The single, most frequently utilized tax deduction involves home mortgage interest and loan expenses. To the average buyer of rent to own homes, this deduction typically will also represent the largest dollar amount of all deductions available. This makes owning their home an even better value than renting. And that's a big reason why smart buyers are using home lease options and rent to own housing agreements to work toward their home purchase.
As a renter, 100% of every month's rent payment is a standard living expense. No tax deductions are allowed for money spent on rent.
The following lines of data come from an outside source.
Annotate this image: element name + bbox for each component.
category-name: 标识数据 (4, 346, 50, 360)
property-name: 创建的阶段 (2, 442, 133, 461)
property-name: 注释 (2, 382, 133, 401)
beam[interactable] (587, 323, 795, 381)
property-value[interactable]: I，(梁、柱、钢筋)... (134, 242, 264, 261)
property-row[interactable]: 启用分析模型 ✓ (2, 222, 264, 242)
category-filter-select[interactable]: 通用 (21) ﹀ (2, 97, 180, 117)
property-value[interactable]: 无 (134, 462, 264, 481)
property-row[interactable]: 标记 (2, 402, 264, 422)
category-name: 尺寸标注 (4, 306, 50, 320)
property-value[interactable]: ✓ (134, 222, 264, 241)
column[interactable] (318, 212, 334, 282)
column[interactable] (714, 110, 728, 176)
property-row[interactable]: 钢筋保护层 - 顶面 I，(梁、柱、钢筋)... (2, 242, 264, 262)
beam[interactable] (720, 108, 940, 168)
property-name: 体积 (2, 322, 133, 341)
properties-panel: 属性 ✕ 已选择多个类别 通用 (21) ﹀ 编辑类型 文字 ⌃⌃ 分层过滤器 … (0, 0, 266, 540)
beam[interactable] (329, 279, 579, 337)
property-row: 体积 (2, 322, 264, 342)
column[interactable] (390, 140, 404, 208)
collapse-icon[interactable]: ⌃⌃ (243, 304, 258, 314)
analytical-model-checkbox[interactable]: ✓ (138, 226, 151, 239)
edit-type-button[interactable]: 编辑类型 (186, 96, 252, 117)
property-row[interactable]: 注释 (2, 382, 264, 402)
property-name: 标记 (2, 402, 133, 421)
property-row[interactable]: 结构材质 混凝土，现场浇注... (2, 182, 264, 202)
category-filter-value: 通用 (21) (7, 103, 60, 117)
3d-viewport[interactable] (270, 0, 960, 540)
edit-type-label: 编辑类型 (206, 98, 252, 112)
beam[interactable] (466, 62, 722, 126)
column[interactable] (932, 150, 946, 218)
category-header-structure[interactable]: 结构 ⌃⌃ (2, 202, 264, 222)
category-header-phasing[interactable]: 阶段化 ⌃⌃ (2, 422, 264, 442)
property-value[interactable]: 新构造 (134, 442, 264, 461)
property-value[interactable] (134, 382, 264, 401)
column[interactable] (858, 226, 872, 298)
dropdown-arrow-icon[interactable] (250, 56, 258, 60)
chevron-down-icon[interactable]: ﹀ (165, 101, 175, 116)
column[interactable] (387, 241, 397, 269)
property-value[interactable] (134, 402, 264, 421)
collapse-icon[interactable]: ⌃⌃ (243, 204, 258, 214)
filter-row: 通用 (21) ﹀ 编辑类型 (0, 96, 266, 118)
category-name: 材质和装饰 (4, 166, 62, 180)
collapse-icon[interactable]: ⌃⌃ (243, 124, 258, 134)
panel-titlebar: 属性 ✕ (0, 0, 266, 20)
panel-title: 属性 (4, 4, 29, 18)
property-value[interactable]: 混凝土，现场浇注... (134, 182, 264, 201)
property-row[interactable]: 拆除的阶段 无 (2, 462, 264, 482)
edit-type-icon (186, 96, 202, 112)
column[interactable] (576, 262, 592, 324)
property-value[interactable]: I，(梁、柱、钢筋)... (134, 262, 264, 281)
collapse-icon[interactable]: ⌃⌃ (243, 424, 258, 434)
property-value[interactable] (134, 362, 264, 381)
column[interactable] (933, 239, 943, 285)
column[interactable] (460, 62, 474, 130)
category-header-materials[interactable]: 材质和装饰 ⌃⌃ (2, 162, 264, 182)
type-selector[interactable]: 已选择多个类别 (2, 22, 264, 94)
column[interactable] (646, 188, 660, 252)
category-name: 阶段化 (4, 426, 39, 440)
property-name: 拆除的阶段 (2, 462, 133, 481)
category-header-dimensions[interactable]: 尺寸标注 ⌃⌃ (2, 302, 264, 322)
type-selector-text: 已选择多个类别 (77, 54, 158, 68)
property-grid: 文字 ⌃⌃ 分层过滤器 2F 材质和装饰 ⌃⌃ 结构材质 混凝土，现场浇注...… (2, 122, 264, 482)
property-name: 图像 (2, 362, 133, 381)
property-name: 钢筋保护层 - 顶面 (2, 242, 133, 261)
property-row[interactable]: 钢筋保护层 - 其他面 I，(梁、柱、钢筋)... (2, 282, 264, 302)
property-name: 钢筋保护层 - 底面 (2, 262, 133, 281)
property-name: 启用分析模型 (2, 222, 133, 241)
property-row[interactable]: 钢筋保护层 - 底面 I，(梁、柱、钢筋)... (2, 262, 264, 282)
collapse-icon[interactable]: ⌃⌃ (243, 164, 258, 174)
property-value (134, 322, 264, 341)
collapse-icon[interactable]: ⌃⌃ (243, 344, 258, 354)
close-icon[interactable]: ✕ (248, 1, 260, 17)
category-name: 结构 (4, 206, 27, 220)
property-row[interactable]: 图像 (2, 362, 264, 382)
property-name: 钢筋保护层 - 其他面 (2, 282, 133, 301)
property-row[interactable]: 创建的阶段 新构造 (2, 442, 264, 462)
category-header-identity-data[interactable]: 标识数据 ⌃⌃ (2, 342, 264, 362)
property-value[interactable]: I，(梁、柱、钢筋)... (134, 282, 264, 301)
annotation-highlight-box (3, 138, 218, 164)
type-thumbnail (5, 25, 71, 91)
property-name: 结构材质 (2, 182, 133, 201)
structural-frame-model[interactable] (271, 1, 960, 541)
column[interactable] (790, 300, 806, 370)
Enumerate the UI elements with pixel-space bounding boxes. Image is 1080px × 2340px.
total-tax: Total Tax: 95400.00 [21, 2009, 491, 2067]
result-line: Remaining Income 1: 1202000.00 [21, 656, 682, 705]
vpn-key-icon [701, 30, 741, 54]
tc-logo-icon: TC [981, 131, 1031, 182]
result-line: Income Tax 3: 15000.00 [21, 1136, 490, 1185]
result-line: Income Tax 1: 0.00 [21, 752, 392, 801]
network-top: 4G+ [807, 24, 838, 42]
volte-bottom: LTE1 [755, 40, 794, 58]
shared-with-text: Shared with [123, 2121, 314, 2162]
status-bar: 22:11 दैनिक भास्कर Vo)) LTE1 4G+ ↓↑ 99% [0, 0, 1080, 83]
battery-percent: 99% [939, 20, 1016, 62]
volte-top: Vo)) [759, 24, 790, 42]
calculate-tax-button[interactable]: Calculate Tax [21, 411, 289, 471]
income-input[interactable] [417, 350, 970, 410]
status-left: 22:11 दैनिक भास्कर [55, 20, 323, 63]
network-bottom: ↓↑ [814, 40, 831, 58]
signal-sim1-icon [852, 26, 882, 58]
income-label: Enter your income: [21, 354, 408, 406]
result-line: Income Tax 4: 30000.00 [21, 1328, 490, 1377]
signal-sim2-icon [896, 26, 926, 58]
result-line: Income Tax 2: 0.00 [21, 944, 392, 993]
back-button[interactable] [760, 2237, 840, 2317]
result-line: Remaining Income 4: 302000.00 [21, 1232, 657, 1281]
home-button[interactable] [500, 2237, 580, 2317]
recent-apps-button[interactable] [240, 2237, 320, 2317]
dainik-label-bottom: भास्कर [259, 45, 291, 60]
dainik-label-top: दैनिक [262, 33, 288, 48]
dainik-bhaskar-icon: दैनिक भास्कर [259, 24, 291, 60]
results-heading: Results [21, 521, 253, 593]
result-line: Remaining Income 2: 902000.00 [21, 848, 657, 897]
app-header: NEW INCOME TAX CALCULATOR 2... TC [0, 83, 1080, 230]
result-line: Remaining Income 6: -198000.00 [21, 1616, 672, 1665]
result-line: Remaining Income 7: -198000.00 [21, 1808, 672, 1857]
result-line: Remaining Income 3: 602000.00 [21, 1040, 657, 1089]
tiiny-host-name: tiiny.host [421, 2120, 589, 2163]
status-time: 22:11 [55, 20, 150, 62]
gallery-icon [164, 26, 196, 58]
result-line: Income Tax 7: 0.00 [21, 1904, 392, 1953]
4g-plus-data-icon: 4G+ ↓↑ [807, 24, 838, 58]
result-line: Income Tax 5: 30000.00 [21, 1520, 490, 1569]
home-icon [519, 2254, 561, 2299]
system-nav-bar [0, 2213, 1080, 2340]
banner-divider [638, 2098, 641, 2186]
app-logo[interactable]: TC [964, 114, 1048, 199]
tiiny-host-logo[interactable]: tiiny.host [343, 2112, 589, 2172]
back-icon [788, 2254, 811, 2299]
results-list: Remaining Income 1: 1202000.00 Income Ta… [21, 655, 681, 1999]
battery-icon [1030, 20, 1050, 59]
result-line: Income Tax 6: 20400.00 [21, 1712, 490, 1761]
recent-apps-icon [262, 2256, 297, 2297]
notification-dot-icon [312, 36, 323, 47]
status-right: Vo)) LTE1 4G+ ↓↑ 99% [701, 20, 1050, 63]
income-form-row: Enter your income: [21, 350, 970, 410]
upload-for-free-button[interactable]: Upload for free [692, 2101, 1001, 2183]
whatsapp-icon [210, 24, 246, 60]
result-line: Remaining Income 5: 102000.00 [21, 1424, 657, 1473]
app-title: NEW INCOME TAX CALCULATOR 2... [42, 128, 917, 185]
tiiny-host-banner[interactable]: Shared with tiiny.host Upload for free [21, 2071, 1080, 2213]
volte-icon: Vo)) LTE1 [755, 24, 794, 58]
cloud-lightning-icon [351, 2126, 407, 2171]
On a qualified home mortgage loan, however, the interest paid on the loan can be claimed by tax payers and ultimately reduce their taxable income substantially. Qualified mortgage interest paid each year can be hundreds, thousands, tens of thousands of dollars!
Say you're interested in rent to own housing that includes a rent to own house or a rent to own condo for your main residence. Once you finish your lease period, purchase your rent to own home and pay mortgage interest, is there a limit on the type of home you can use for a mortgage deduction? The answer is found on the IRS website, where they define the mortgage interest deduction to cover your main home this way: 'Your main home is where you live most of the time. It can be a house, cooperative apartment, condominium, mobile home, house trailer, or houseboat that has sleeping, cooking and toilet facilities.' That's a pretty wide selection of domiciles to benefit from this interest deduction!
Getting started in a home under a lease with an option to buy is the first step toward potentially saving thousands of dollars in tax deductions, year in and year out.
*Information in this article is considered informational and not tax advice. Consult IRS publications, a professional tax advisor or financial representative to understand your personal income tax situation and applicable income tax deductions.